I've already been staying in Makati the past 2 weeks, just to lessen the travel fatigue factor, but it's only helped marginally because for every one thing you finish, five more tasks take its place. The slew of incoming projects hasn't stopped since the last quarter of last year, or so I'm told. The current number of projects can already keep us preoccupied until the end of June. I've already managed to forget all about 2 proposals and a topline report, all for the same client.

Beyond tired.

Sunday, April 03, 2005

Rent

I couldn't be happier. They're finally filming the movie version of Rent, the musical. Chris Columbus is at the helm, and the outift of the Radcliffe guy, Harry Potter's dad, is producing it, along with Jonathan Larson's sister.

The great part is, that almost the whole original cast is in it!!! Adam Pascal and Taye Diggs RAWK!!! The only downside is that Daphne Rubin-Vega, who played Mimi Marquez in the original runs, got beat out by Rosario Dawson - the girl in MIB2 who has uneven nostrils.
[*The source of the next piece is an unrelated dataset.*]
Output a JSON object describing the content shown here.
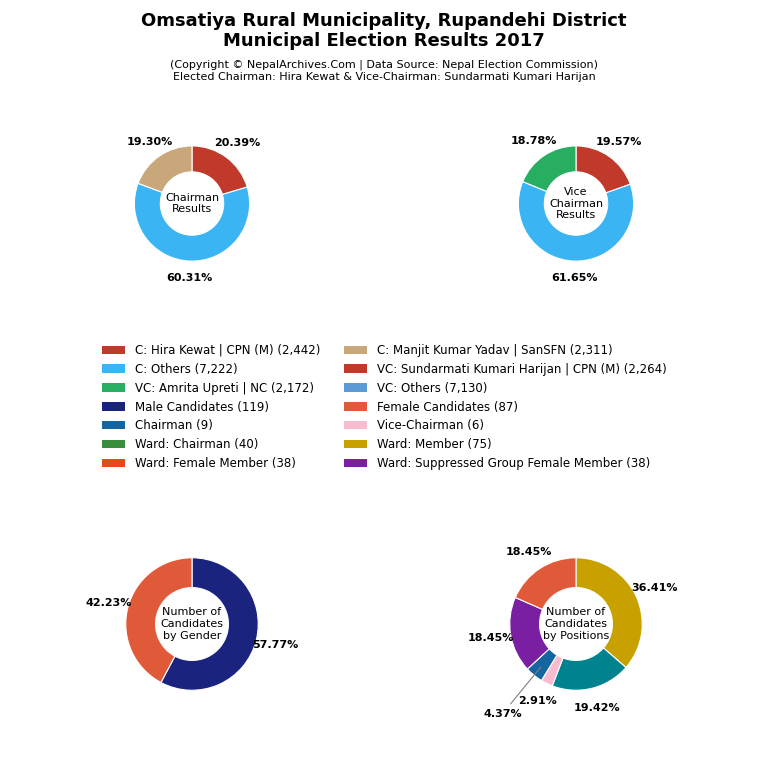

She can also be seen in another movie that I can't wait to watch - Sin City, which is in turn being directed by Robert Rodriguez and the co-creator of the comics himself, Frank Miller. Coolness.

I wonder if this Rosario Dawson lady can sing. Sure, Daphne Rubin-Vega's ass and boobs might already be hanging all over the place, and Rosario Dawson might be a decade or so younger, but can Dawson-lady give justice to Mimi's character?

Rent will be shown at the end of the year in the US.

Sin City will be shown here (hopefully) in the next quarter.

Monday, March 28, 2005

Tired but happy

It's only Monday. Monday, for cryin' out loud! And I'm already beat. Last week, I was just playing fireman and putting out all the flames that developed as a result of our lack of manpower here in the office. Today, I finally was able to make some headway on my own projects.

Our big boss is really something else. She's really too old to be doing any of this stuff, and you'd expect her to be really forgetful and all, but the funny thing is, she's still sharp as a razorwhen it comes to research and marketing. She really knows her shit, and that's probably why she was still chosen to head this fledgling company eventhough she's well past retirement age.

Holy Week just zipped past. Hardly noticed it, as I woke up this morning tired. Last night, my cousins from Iloilo called and said they wanted to go karaoke. So we went to the karaoke place in G3 (and paid a freakin lot for a 1-hour stay). Met one of my younger cousins again, after more than 10 years, I guess. I hardly recognized him because he's huge, weighs more than I do (and looks older than me). Great thing to discover was how well he sang. I swear, he actually sounds like Gary V. We also made him sing a number of Usher songs, and he got dat down pat too. That kid can really groove.

Pau was able to fix my blog a bit. Much more, actually, than what I can ever manage to do in an hour. That's because he's a nerd.